What the director (Do the Right Thing, Malcolm X) didn’t know during the making of Miracle at St. Anna was that he had a family connection to the soldiers whose story he was telling. Private Maceo Walker—Lee’s first cousin once removed—was killed on February 10, 1945, in fighting near Cinquale Canal. His remains were never found.
The Defense POW/MIA Accounting Agency (DPAA) has been reaching out to relatives of missing soldiers in hopes of obtaining DNA and other evidence that would help identify the 50 Buffalo Soldiers (out of about 700 killed in the war) who are still unaccounted for.
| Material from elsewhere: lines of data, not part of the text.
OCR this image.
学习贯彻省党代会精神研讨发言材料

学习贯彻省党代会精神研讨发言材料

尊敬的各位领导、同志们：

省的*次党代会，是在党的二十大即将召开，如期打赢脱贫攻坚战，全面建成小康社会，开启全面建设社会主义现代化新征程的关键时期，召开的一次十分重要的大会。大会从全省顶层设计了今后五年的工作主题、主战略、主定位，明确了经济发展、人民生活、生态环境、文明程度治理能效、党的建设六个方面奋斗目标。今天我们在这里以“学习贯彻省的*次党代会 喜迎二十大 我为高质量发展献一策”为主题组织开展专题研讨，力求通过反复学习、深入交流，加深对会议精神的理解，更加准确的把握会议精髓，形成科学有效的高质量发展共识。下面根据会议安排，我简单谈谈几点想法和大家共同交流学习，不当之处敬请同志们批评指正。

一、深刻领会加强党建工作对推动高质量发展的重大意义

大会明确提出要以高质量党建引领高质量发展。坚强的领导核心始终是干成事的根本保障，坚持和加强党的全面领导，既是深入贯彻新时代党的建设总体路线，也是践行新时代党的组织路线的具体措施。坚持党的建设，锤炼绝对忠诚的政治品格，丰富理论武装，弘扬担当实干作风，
In early 2021, Lee received a letter from the army informing him about Walker, the son of Lee’s grandfather’s sister. Lee was flabbergasted: no one had told him about his G.I. relative—or even that his grandfather had siblings. Lee turned out to be Walker’s oldest surviving relative. “I had no idea till I got the letter!” Lee said. The DPAA revealed the story in February.
The 92nd comprised White senior officers and Black junior officers and enlisted men. When the Pentagon started trying to identify MIA Buffalo Soldiers in 2004, 53 were unaccounted for. Since then, only three cases have been closed. Six sets of remains are at a DPAA lab at Offutt Air Force Base in Nebraska, awaiting identification. Most of the rest are likely buried as unknowns at American Battle Monuments Commission cemeteries in Italy. Walker may be one.
“To be in Italy, to do this film, to honor the 92nd Division and be in the area where this battle took place and my cousin, Maceo A. Walker, died at 20 years old, that’s the spirits there,” Lee said. Walker, he added, “reached out to me and said, ‘Spike, I want you to know I existed, and I want you to spread the word and let the world know that I existed. I was 20 years old, enlisted, and died in Italy, World War II, fighting for democracy. The red, white, and blue.’